As is to be expected in anthologies, not every contribution offers the same level of insight. However, there are several valuable papers which challenge the notion of an entirely enlightened European embrace of the music. Both Iris Schmeisser writing on Josephine Baker in France and Catherine Parsonage discussing jazz in England identify a similar dichotomy. The French and English were attracted to this music both as an expression of urban modernism and to satisfy an exotic fetish for the music’s perceived primitive African roots. Parsonage writes: “Jazz encapsulates musically the metaphor of the ‘urban jungle,’ as its modernity was expressed through its perceived ‘primitive’ rhythmic qualities.” (p. 92)
One of the more valuable pieces comes from Rainer E. Lotz, whose “Black Music Prior to the First World War,” performs some impressive musical archeology, tracking down details on now obscure musicians who were able to carve out impressive careers on the Continent. Citing many archaic cylinder recordings, Lotz concludes: “African American musicians were among the pioneers of recorded music not only in the United States, but also in Europe.” (p. 81)
Probably the weakest selection was Sean Creighton’s hero-worshipping love letter to Paul Robeson. Glossing Robeson’s loyalty to a Stalinist Soviet Union, Creighton is frankly deceptive when he describes Robeson’s ideology as: “a non-violent crusade for freedom.” (p. 139) As the Hoover Institution's Arnold Beichman catalogues in the Washington Times (article reprinted within comment 47), Robeson sided with the Soviet invaders over the Hungarian people in 1956, defended the Hitler-Stalin Pact, and endorsed the show trials of the Great Terror. Regardless of what you think of Robeson’s ideology, non-violent hardly seems an apt description.
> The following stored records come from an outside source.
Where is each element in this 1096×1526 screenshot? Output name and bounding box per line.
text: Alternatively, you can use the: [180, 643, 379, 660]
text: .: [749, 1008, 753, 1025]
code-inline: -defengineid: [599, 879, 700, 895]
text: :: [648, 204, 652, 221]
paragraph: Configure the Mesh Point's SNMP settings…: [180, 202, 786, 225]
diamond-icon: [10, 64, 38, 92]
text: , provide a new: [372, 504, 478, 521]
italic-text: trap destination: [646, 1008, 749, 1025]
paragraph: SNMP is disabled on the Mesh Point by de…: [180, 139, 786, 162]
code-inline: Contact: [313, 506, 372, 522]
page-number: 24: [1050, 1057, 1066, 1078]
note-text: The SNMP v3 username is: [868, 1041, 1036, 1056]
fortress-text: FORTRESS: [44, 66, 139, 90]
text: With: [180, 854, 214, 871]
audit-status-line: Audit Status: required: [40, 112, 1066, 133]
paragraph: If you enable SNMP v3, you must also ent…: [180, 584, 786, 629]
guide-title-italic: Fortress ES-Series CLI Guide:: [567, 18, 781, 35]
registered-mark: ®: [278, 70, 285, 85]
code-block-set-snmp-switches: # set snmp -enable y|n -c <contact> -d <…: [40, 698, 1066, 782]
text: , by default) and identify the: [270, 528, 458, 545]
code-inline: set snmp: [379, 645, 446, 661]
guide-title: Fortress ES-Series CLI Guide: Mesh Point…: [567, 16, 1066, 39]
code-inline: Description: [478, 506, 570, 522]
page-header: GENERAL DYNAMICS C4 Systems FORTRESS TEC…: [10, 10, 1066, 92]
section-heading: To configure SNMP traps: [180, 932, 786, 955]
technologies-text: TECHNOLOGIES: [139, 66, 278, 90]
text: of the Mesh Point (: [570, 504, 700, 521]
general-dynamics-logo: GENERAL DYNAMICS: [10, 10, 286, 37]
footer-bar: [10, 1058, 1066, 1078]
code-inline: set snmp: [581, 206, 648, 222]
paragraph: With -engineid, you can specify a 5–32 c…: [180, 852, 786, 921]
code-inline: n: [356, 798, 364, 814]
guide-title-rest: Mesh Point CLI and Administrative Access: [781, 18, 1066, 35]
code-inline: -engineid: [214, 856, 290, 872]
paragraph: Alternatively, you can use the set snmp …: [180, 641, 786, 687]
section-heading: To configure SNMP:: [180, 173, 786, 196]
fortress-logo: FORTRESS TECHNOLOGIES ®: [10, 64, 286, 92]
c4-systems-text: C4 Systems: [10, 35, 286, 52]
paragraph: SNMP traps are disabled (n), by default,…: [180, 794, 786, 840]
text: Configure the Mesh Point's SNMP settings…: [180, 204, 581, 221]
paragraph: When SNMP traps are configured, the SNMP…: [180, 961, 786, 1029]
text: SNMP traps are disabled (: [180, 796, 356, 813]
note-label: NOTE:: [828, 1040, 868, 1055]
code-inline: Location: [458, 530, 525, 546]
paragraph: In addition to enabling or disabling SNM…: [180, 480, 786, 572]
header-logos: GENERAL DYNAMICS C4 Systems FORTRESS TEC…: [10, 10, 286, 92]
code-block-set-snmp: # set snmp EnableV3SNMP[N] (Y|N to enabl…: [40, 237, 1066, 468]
Excepting Creighton’s dubious contribution, Cross the Water is a largely informative volume. As well-mined as the British blues-rock movement might be, Rupert Till finds fresh insight, particularly in his examination of the blues roots of (and litigation against) Led Zeppelin. Many contributors, like Lotz display a laudable enthusiasm for their subjects, while remaining instructive in their papers. Although it is all too easy to believe some of the collected pieces began life at an academic conference, there is much here for music scholars to absorb and debate.